Windstream SD-WAN technology came to the company through its acquisition of Earthlink, which had developed an excellent customer portal that differentiates the offering, Thomas said. Launched more broadly in January, the offering now represents 20% of Windstream’s gross sales to enterprises.
In his 20-year career in telecom, Thomas said, “It’s the most successful launch I’ve ever been a part of.”
Windstream UCaaS and SD-WAN Opportunity
SD-WAN (software defined wide area network) technology gives enterprises the ability to dynamically shift traffic across multiple wide area network connections (typically MPLS and a direct internet connection) based on parameters such as the level of latency an application can accept and on shifting network conditions. The goal is to minimize costs while also enhancing application performance.

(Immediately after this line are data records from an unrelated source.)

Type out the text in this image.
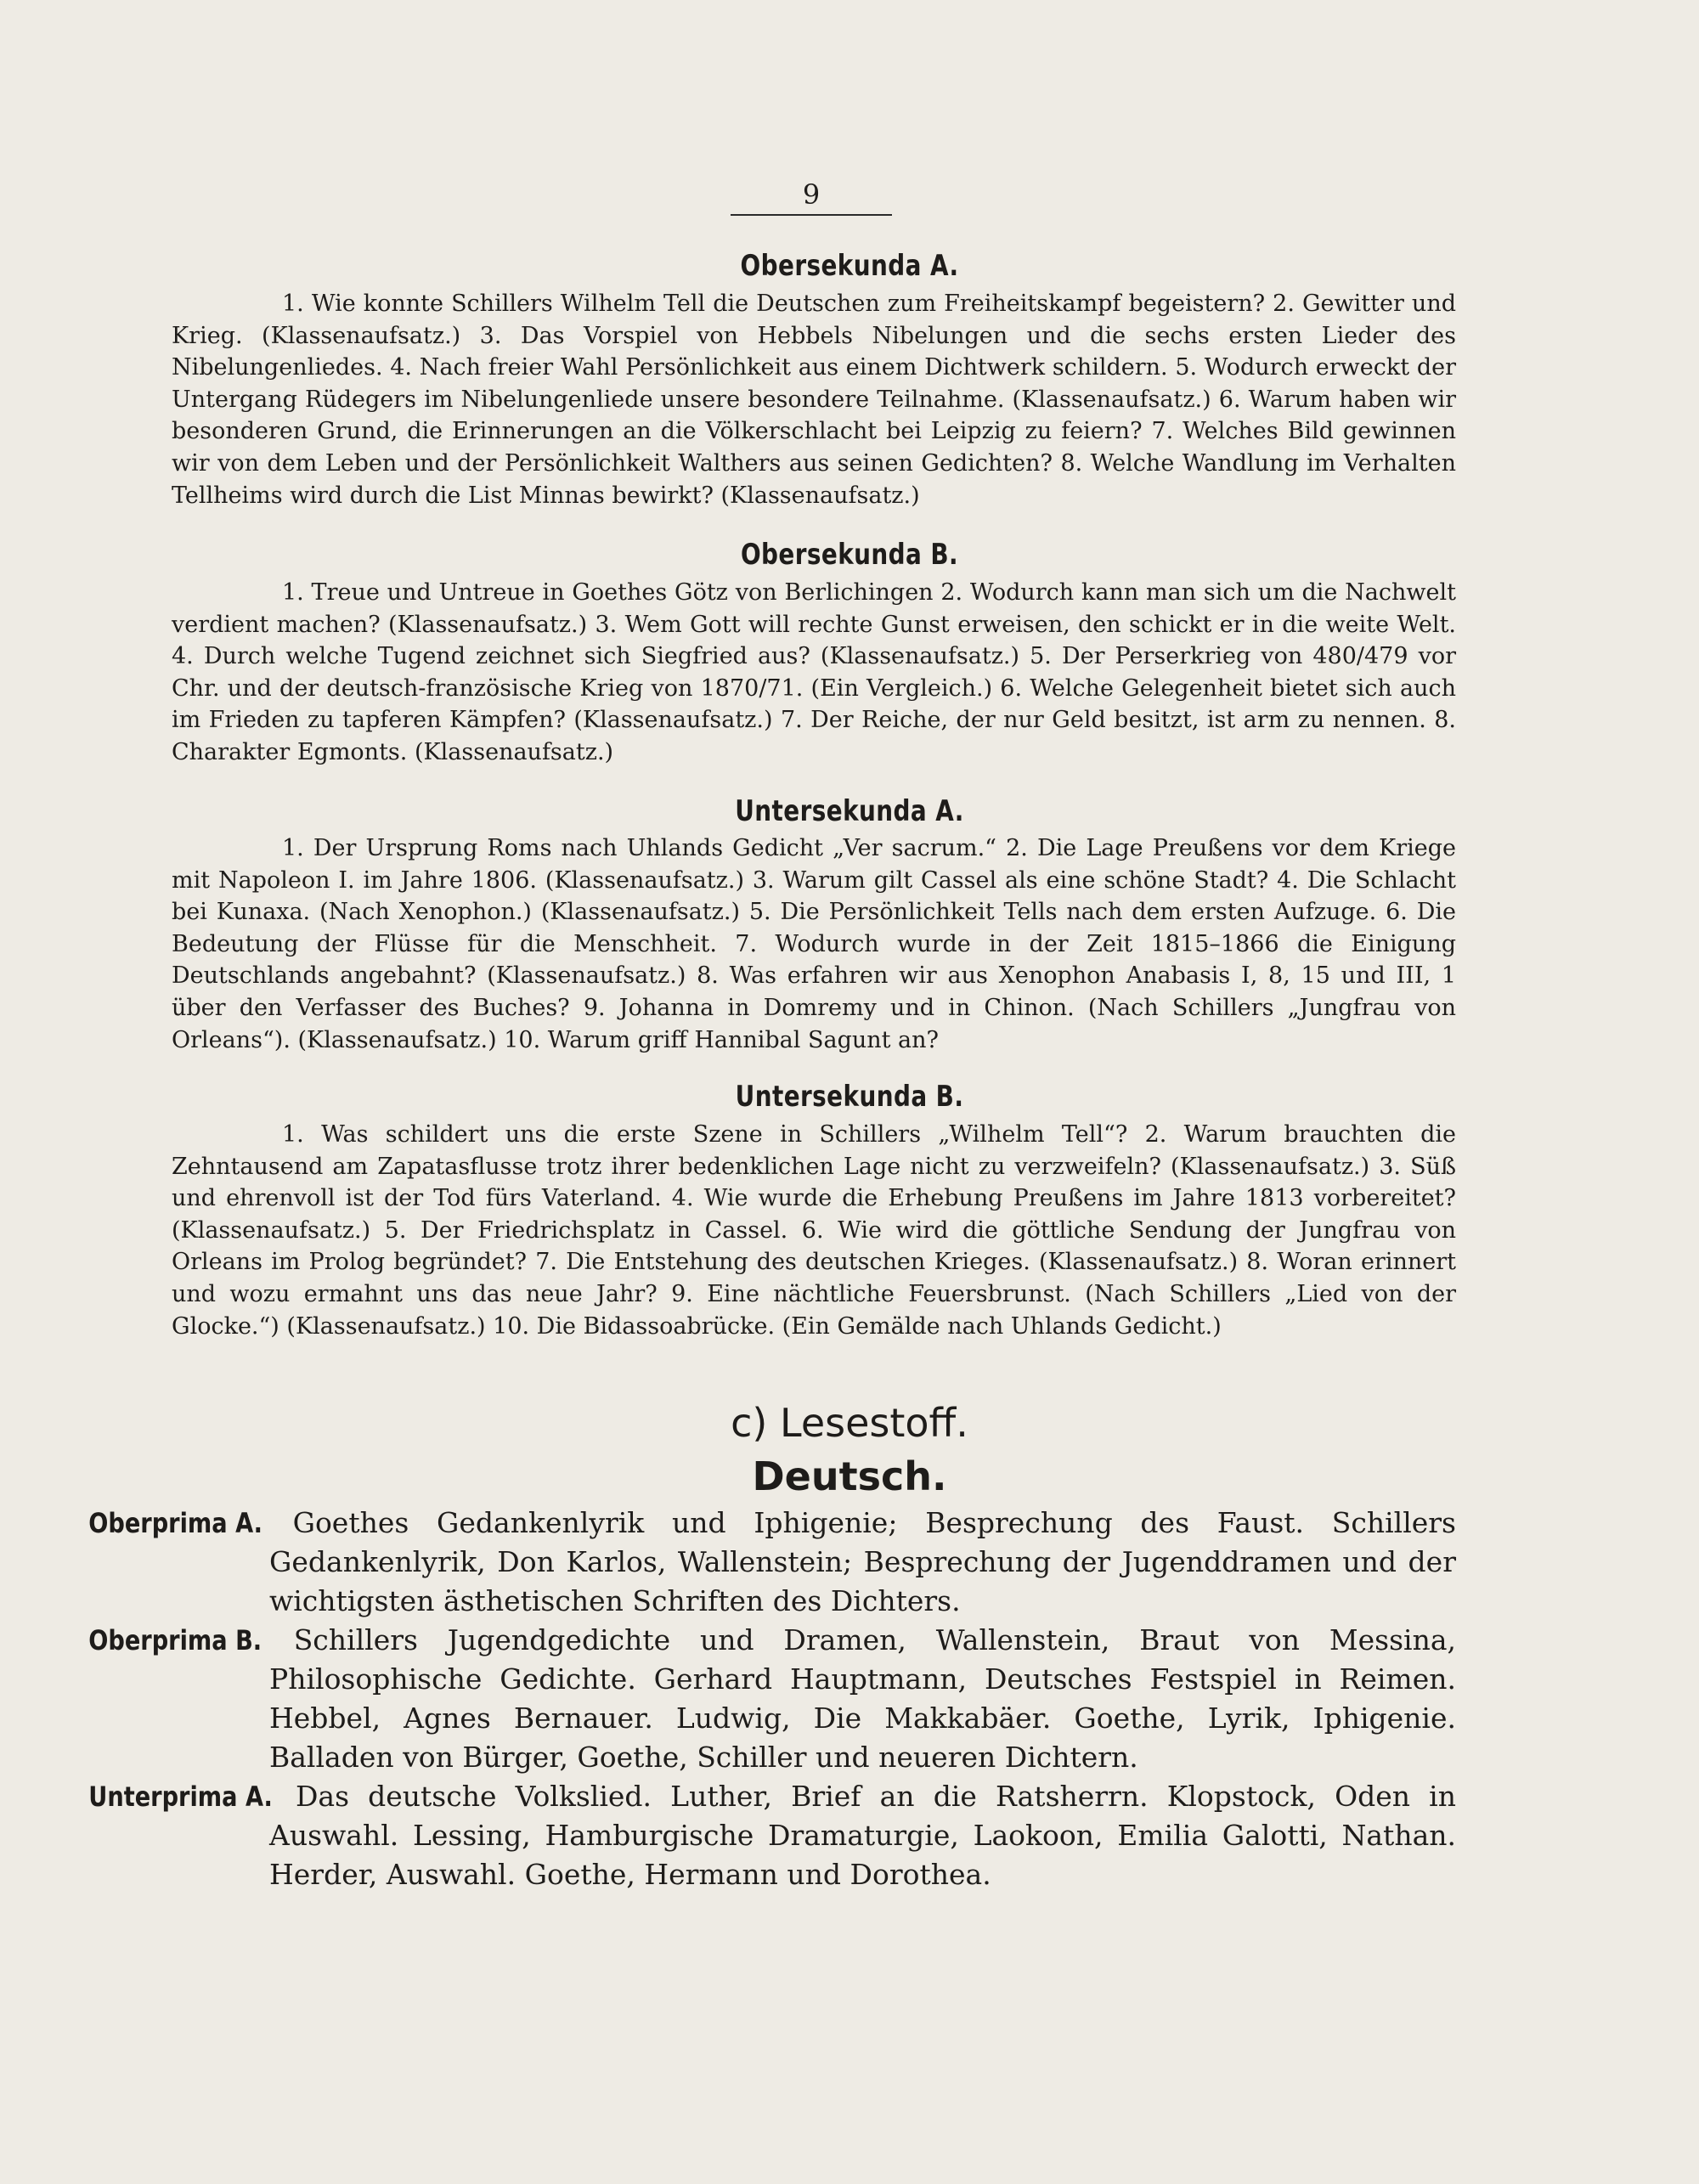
9
Obersekunda A.

1. Wie konnte Schillers Wilhelm Tell die Deutschen zum Freiheitskampf begeistern? 2. Gewitter und Krieg. (Klassenaufsatz.) 3. Das Vorspiel von Hebbels Nibelungen und die sechs ersten Lieder des Nibelungenliedes. 4. Nach freier Wahl Persönlichkeit aus einem Dichtwerk schildern. 5. Wodurch erweckt der Untergang Rüdegers im Nibelungenliede unsere besondere Teilnahme. (Klassenaufsatz.) 6. Warum haben wir besonderen Grund, die Erinnerungen an die Völkerschlacht bei Leipzig zu feiern? 7. Welches Bild gewinnen wir von dem Leben und der Persönlichkeit Walthers aus seinen Gedichten? 8. Welche Wandlung im Verhalten Tellheims wird durch die List Minnas bewirkt? (Klassenaufsatz.)

Obersekunda B.

1. Treue und Untreue in Goethes Götz von Berlichingen 2. Wodurch kann man sich um die Nachwelt verdient machen? (Klassenaufsatz.) 3. Wem Gott will rechte Gunst erweisen, den schickt er in die weite Welt. 4. Durch welche Tugend zeichnet sich Siegfried aus? (Klassenaufsatz.) 5. Der Perserkrieg von 480/479 vor Chr. und der deutsch-französische Krieg von 1870/71. (Ein Vergleich.) 6. Welche Gelegenheit bietet sich auch im Frieden zu tapferen Kämpfen? (Klassenaufsatz.) 7. Der Reiche, der nur Geld besitzt, ist arm zu nennen. 8. Charakter Egmonts. (Klassenaufsatz.)

Untersekunda A.

1. Der Ursprung Roms nach Uhlands Gedicht „Ver sacrum.“ 2. Die Lage Preußens vor dem Kriege mit Napoleon I. im Jahre 1806. (Klassenaufsatz.) 3. Warum gilt Cassel als eine schöne Stadt? 4. Die Schlacht bei Kunaxa. (Nach Xenophon.) (Klassenaufsatz.) 5. Die Persönlichkeit Tells nach dem ersten Aufzuge. 6. Die Bedeutung der Flüsse für die Menschheit. 7. Wodurch wurde in der Zeit 1815–1866 die Einigung Deutschlands angebahnt? (Klassenaufsatz.) 8. Was erfahren wir aus Xenophon Anabasis I, 8, 15 und III, 1 über den Verfasser des Buches? 9. Johanna in Domremy und in Chinon. (Nach Schillers „Jungfrau von Orleans“). (Klassenaufsatz.) 10. Warum griff Hannibal Sagunt an?

Untersekunda B.

1. Was schildert uns die erste Szene in Schillers „Wilhelm Tell“? 2. Warum brauchten die Zehntausend am Zapatasflusse trotz ihrer bedenklichen Lage nicht zu verzweifeln? (Klassenaufsatz.) 3. Süß und ehrenvoll ist der Tod fürs Vaterland. 4. Wie wurde die Erhebung Preußens im Jahre 1813 vorbereitet? (Klassenaufsatz.) 5. Der Friedrichsplatz in Cassel. 6. Wie wird die göttliche Sendung der Jungfrau von Orleans im Prolog begründet? 7. Die Entstehung des deutschen Krieges. (Klassenaufsatz.) 8. Woran erinnert und wozu ermahnt uns das neue Jahr? 9. Eine nächtliche Feuersbrunst. (Nach Schillers „Lied von der Glocke.“) (Klassenaufsatz.) 10. Die Bidassoabrücke. (Ein Gemälde nach Uhlands Gedicht.)

c) Lesestoff.
Deutsch.

Oberprima A. Goethes Gedankenlyrik und Iphigenie; Besprechung des Faust. Schillers Gedankenlyrik, Don Karlos, Wallenstein; Besprechung der Jugenddramen und der wichtigsten ästhetischen Schriften des Dichters.

Oberprima B. Schillers Jugendgedichte und Dramen, Wallenstein, Braut von Messina, Philosophische Gedichte. Gerhard Hauptmann, Deutsches Festspiel in Reimen. Hebbel, Agnes Bernauer. Ludwig, Die Makkabäer. Goethe, Lyrik, Iphigenie. Balladen von Bürger, Goethe, Schiller und neueren Dichtern.

Unterprima A. Das deutsche Volkslied. Luther, Brief an die Ratsherrn. Klopstock, Oden in Auswahl. Lessing, Hamburgische Dramaturgie, Laokoon, Emilia Galotti, Nathan. Herder, Auswahl. Goethe, Hermann und Dorothea.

In addition to benefiting customers, Thomas sees SD-WAN as a potential solution to a problem that has plagued Windstream since it embarked years ago on a strategy emphasizing the business market. Because the company doesn’t have a nationwide network, it relies heavily on reselling other operators’ networks – an increasingly low-margin approach to the telecom business. But those margins are not as narrow on the internet service that typically underlies SD-WAN as they are on the switched Ethernet services that Windstream traditionally would have sold to customers who are now buying SD-WAN, Thomas said.
Windstream even sells SD-WAN to some higher-bandwidth customers to whom the carrier in the past would have deployed fiber, Thomas noted.
Thomas was almost as enthusiastic about another technology that Windstream acquired through acquisition – the unified communications as a service (UCaaS) offering that came with Broadview. The acquisition gives Windstream “owner’s economics” for another offering that has gained substantial traction in the enterprise market, Thomas said.
SD-WAN and UCaaS are similar in that both offerings can be delivered “over the top” on any operator’s network connection, noted Thomas. As such, they have caused Windstream to rethink how it approaches the small and medium-size business (SMB) market in areas where the company operates as a competitive local exchange carrier (CLEC).
In those markets, Windstream “was in the telecom resale business,” Thomas said. But now the company offers a “virtualized network solution.” Customers can bring their own broadband if they like — and where Windstream does sell connectivity, it’s to support UCaaS or SD-WAN.
Windstream also has been getting a lot of SMB wins in its own ILEC territory because of the UCaaS and SD-WAN offerings, Thomas noted.
Thomas made his comments at the Goldman Sachs Communacopia Conference, which was also webcast.